Although it is not yet easy to isolate high quality DNA, this may change in the future. Oxford Nanopore Technologies is working on a preparation method that takes just ten minutes instead of half a day. “Then DNA reading suddenly becomes something a family doctor can perform in their office. That could save huge amounts of time and money for hospitals.” And if it becomes so easy, are traditional DNA technicians still needed? “It can definitely change our work, because generating DNA patterns from genetic material becomes easier,” adds Costessi. “But the analysis of DNA patterns is still largely work for specialists. For example, we built our own analysis programs and this requires specific knowledge.” Moreover, Oxford Nanopore Technologies also has a kind of super-MinION that has the throughput of 48 MinION DNA readers in one. “Such a device would help us to remain important, thanks to cheap and fast analyses.”
The last thing Oxford Nanopore Technologies is working on is a smartphone module, allowing anyone to analyze DNA anywhere.
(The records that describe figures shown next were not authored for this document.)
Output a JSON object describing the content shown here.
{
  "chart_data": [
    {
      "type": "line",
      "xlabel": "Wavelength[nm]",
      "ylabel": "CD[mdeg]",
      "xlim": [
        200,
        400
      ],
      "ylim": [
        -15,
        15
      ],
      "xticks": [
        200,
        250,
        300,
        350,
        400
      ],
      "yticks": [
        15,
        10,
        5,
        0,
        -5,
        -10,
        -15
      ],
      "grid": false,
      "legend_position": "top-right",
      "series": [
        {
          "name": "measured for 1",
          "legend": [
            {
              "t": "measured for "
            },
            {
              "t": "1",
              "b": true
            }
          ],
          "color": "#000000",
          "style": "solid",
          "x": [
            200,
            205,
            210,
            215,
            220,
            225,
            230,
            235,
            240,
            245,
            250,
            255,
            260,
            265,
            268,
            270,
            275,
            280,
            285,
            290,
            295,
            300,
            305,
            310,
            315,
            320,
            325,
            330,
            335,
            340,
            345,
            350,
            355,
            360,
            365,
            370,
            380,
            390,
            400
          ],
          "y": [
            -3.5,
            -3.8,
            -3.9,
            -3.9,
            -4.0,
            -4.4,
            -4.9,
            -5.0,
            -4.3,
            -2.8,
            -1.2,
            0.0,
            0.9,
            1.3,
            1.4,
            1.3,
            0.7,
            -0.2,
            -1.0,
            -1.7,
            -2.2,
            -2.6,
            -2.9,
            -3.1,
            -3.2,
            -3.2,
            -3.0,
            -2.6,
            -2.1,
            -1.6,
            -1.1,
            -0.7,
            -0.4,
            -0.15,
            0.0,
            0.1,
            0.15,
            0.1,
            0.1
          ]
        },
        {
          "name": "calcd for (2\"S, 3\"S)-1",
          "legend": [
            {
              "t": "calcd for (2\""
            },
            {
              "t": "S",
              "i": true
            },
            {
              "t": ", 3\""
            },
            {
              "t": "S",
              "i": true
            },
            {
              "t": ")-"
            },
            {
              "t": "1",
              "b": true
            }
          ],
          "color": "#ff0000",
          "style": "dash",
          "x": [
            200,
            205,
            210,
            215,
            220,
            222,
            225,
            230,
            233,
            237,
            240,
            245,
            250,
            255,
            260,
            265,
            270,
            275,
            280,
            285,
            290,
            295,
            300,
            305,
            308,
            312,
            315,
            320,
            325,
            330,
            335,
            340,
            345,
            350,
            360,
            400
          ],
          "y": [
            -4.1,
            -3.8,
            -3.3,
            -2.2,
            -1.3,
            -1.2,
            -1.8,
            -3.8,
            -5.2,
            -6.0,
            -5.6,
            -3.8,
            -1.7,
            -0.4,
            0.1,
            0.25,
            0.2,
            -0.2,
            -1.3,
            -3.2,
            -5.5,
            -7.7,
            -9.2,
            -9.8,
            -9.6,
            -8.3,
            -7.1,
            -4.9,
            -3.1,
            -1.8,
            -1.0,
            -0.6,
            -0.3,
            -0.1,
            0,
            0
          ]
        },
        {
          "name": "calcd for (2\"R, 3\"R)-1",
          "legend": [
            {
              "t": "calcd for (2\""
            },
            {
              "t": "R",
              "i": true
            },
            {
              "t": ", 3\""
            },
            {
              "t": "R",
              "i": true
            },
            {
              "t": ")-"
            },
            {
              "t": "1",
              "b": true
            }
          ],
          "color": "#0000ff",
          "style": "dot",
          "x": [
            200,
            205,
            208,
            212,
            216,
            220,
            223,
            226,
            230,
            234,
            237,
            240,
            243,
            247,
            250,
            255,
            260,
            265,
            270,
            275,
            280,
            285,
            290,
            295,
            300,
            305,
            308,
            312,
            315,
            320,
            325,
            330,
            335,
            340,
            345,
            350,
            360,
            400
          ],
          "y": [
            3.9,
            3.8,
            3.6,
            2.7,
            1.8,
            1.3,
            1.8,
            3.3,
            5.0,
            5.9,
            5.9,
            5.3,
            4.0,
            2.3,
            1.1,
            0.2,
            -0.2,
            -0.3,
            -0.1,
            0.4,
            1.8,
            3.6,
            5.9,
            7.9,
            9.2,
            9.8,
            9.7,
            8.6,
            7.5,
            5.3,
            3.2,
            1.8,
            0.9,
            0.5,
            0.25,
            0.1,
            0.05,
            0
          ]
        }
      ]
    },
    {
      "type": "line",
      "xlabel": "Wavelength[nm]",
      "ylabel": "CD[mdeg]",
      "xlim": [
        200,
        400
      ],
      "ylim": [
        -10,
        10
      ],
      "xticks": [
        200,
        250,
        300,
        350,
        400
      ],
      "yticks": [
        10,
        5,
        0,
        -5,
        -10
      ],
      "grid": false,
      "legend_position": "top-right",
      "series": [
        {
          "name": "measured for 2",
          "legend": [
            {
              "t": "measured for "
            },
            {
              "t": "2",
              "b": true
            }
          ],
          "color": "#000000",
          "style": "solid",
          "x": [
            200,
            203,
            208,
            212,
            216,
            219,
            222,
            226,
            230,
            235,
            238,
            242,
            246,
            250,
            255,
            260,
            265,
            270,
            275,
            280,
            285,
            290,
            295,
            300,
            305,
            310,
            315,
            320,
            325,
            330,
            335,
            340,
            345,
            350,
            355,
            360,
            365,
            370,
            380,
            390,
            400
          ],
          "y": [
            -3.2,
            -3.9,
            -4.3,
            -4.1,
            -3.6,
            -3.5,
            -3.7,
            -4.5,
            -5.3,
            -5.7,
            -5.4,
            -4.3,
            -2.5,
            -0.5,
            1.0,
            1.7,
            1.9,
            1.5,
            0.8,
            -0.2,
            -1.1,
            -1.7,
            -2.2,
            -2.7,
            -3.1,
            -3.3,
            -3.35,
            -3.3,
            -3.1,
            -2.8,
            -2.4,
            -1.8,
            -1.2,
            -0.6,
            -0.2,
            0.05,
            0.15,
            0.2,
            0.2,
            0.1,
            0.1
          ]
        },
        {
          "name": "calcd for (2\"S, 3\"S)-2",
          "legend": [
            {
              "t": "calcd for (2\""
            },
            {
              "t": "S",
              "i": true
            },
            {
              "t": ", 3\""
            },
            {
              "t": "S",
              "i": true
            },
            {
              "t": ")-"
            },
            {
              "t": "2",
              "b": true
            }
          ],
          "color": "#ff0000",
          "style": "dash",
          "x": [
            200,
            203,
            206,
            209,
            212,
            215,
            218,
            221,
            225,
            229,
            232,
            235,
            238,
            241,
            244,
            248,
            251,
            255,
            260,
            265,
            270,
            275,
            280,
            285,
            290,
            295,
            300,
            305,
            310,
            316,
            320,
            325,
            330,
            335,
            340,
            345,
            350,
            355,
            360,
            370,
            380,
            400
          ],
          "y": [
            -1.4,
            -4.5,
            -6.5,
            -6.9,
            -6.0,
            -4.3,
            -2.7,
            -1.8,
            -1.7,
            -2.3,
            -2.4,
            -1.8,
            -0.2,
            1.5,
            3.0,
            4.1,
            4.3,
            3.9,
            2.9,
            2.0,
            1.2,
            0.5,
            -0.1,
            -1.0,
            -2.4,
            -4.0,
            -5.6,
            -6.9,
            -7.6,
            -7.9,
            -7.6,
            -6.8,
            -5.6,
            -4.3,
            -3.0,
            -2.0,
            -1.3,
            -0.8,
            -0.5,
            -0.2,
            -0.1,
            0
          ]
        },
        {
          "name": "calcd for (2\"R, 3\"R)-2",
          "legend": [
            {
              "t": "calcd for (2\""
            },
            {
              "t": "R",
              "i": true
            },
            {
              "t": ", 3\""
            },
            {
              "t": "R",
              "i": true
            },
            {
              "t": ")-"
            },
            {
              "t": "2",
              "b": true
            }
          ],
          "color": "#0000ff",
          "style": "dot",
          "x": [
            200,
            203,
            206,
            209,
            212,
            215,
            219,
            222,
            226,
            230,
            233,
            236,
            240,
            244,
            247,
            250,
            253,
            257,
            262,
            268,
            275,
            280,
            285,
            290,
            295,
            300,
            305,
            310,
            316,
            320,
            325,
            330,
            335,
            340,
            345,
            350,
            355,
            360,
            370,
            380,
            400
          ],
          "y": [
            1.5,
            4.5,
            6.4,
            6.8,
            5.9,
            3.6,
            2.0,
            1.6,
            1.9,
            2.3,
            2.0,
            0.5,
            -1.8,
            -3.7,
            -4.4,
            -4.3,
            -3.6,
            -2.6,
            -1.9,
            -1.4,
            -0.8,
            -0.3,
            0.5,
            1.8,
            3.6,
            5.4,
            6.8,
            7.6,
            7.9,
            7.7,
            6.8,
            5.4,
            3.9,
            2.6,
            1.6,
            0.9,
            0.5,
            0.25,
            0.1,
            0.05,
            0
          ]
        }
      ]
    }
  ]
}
Oxford Nanopore aims to have this module in store by the end of 2017. Will this become a game changer? Costessi frowns: “I find it challenging to foresee its applications. But, initially the iPod was not seen as a very useful device, until it turned out that so many people were waiting for it. Maybe the same applies here.” And then everyone can suddenly unravel the entire human genome within a half hour, something that took scientists about thirteen years at the start of this century.
This blog is an edit and translation from the article as published in 'De ingenieur', February 2017.